45. In this backdrop, we find that respondent No.1 could not have treated the ceiling price fixed for drug delivery system concerning sustain release i.e. Theophylline SR 300 mg as the ceiling price fixed for the distinct drug delivery system of control release concerning the product of petitioner No.1 i.e. Theophylline CR 300 mg (brand name of the petitioner’s product being Phylobid CR 300 mg). Therefore, the sta             nd of respondent No.1 in order to justify its actions, is found to be unsustainable. In any case, as noted hereinabove, the impugned notices and demand were not only highly belated, thereby depriving the petitioner No.1 from raising its defence effectively, the same also demonstrated lack of fairness on the part of respondent No.1 and absence of a proper opportunity granted to the petitioner No.1 and total absence of any consideration of the limited stand the petitioner No.1 could take in its responses.

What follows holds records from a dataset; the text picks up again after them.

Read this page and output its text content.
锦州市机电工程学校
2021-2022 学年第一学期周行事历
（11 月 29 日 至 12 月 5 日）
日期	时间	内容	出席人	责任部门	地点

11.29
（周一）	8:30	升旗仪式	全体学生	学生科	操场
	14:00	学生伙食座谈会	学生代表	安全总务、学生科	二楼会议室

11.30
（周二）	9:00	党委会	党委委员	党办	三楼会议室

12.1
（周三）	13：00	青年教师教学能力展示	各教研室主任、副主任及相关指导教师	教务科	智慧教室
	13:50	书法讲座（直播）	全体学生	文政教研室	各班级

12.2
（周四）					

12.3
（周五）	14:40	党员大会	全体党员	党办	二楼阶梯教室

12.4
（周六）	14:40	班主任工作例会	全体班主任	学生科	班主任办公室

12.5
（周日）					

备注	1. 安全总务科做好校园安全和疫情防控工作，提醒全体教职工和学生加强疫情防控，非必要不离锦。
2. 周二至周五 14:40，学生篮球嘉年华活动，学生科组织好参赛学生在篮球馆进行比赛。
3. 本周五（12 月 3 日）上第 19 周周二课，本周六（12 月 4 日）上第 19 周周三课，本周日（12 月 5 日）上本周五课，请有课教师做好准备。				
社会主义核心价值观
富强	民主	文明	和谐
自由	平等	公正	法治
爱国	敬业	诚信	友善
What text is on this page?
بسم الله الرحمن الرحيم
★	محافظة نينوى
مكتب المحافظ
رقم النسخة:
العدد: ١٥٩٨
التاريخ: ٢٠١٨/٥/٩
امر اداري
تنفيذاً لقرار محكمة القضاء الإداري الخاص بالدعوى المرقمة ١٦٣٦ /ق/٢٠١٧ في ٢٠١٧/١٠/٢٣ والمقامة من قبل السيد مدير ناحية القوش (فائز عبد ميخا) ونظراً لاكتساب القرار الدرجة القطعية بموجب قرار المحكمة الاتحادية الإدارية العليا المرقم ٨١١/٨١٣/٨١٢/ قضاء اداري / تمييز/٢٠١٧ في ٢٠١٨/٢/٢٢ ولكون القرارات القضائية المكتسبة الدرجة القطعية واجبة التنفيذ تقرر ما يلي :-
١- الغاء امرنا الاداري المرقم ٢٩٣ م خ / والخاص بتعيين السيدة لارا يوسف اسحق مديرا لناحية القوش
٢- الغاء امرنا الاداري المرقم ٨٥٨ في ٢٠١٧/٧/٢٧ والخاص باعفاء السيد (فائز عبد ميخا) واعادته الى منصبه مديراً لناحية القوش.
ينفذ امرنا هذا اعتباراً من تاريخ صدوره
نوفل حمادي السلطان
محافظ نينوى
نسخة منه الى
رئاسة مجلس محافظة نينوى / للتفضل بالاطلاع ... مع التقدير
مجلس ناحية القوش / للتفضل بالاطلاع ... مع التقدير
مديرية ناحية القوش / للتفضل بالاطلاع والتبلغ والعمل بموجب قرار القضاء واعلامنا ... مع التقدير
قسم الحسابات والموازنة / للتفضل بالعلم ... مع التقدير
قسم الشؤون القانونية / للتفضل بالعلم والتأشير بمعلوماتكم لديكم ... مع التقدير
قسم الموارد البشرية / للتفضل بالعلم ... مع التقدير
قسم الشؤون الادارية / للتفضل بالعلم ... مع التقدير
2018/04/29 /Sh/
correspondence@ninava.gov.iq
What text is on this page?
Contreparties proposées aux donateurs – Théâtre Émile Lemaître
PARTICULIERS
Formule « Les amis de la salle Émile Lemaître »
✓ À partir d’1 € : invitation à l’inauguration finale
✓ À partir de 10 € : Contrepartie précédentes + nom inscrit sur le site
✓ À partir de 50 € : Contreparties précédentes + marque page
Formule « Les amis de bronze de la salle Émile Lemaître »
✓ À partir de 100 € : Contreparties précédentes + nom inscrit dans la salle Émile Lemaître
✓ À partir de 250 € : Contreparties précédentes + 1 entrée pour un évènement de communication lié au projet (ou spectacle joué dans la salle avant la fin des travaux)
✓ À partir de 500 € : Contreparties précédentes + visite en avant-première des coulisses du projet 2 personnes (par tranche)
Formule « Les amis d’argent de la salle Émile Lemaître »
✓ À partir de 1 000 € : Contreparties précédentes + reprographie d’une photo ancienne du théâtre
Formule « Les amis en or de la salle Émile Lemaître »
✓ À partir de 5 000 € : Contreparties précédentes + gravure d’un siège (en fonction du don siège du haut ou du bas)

There was no reason recorded at all as to why the respondent No.1 proceeded to issue the demand, eventually leading to ‘notice of demand to defaulter’ issued by respondent No.3 – Tahsildar under the provisions of MLR Code.

46. Since we have found the impugned notices and demand issued by respondent No.1 to be unsustainable for the aforesaid reasons, the consequential notice of demand issued by respondent No.3 – Tahsildar under the provisions of MLR Code, is also found to be unsustainable.

47. We also do not find substance in the contention raised on behalf of respondent No.1 by relying upon the judgement of the Supreme Court in the case of Union of India Vs. Cynamide India Limited (supra), for the reason that there cannot be any quarrel about the fact that respondent No.1 indeed has the power to fix prices and issuing ceiling price for essential products, including life saving drugs, the same can be done only in accordance with law and the provisions of the relevant drug control orders. In the present case, since we find that respondent No.1 has not been able to sustain its action under DPCO 1995, reliance on the said judgement on behalf of respondent No.1, can be of no consequence.

48. In view of the above, the writ petition is allowed in terms of prayer clauses (a) to (e). As a result, the impugned demand notice dated 15.02.2016 and notice of demand dated 30.10.2017 are quashed and set aside. Pending applications, if any, also stand disposed of.